Anxiety in the family and in society affects young people the most because they are with very reactive behavior.
However, blaming the coronavirus for a record figure would be an oversimplification and would not give the right picture. Experts admit that it is not possible to say what caused the tragic record, because suicides are too complex phenomena to be associated with one cause only.
At the same time, a study commissioned by the government office last year shows that young people were most negatively affected by the corona restrictions, as they need communication the most.
Untreated and long-lasting depression is the main reason why teenagers commit suicide. However, the factors that trigger it are different.
"Suicide is a process. It is rarely possible to point out one and certain cause, it is often a combination of several factors, and in the case of young people there is also some impulsivity," Käthlin Mikiver, project manager of the Department of Public Health at the Ministry of Social Affairs, said.
Anne Kleinberg, the head of the mental health center of Tallinn Children's Hospital, said that young people have been in more and more trouble with themselves in recent years.
"The situation of young people has worsened, the coronavirus year has been the hardest for them. So, the coronavirus year was a little push to already troubled people, but associating it directly to the coronavirus would be fantasizing," Kleinberg said.
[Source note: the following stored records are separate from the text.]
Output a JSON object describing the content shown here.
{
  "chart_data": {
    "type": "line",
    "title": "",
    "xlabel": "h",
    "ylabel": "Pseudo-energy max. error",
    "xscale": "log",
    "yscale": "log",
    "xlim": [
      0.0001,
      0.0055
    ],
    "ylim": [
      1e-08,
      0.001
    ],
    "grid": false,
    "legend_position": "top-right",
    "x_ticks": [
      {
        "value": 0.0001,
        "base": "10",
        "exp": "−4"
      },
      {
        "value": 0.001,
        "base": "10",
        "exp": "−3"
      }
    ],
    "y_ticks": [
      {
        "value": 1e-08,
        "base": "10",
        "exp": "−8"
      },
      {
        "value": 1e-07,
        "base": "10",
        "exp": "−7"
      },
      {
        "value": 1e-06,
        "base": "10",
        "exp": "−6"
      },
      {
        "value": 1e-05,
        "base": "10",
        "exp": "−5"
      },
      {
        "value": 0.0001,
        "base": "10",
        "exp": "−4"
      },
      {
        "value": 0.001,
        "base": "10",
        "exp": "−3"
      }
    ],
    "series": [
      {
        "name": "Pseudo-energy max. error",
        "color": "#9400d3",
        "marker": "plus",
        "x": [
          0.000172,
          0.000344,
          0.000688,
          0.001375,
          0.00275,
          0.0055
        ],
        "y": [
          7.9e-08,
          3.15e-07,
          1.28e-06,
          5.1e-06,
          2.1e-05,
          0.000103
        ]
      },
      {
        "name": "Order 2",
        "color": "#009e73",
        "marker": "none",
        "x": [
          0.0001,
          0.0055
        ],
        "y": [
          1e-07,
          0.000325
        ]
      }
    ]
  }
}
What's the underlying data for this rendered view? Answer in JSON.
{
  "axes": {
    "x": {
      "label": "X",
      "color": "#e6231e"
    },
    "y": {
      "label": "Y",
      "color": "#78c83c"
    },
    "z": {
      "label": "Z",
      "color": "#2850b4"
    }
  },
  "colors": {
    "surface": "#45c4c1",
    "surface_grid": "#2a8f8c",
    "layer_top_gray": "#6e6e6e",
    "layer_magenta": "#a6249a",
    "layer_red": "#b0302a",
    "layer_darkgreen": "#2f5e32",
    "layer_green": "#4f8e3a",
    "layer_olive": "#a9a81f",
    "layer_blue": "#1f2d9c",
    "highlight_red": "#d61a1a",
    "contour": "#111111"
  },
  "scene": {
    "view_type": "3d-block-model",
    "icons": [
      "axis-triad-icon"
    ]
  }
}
Child suicides as a mirror of society
One indicator that the mental health of young people is bad is the fact that the number of children who local governments have wanted to take away from their homes and send to a closed institution has increased significantly this year as well as last year, Salla said.
The workload of peaasi.ee, which provides psychological counseling to young people, has also increased - young people need help more than before and this is the most accessible help they know. The number of applications for Child Support has also increased.
Käthlin Mikiver from the Ministry of Social Affairs also believes that young people need to be taught how to deal with themselves mentally. "Sustainability must be achieved so that we can cope with difficult situations. In the case of young people, it is very important to have the skills to cope with difficult situations, to resolve relationship conflicts," he said. "The most important thing here is the family - supportive parenting; a positive parent-child relationship is very important."
Mikiver pointed out that if bad family relationships and parental problems have a detrimental effect on young people, the opposite is also true - good parental relationships are related to the lower level of depression in children, ie they provide a safety net for children.
"Every child should have one person, one adult, to whom he or she can turn at any time," Mikiver said.
Raivet emphasized that he must also develop as a society, he will not turn back before the statistics.
Unfortunately, this year's statistics are also quite in line with last year's pattern - according to preliminary data, four children have already died this year.
"If there are pain points in society, they are manifested first through children. Children are a mirror of society. If they are happy, they will pass on that feeling of happiness to the next generation. But they have not been taught to be happy and pass it on," Raivet said.
That is why Raivet called it important for parents to look in the mirror more: "As parents, we sometimes abuse them in vain, but for every life event, the child must know that he or she has a supportive parent next to him or her."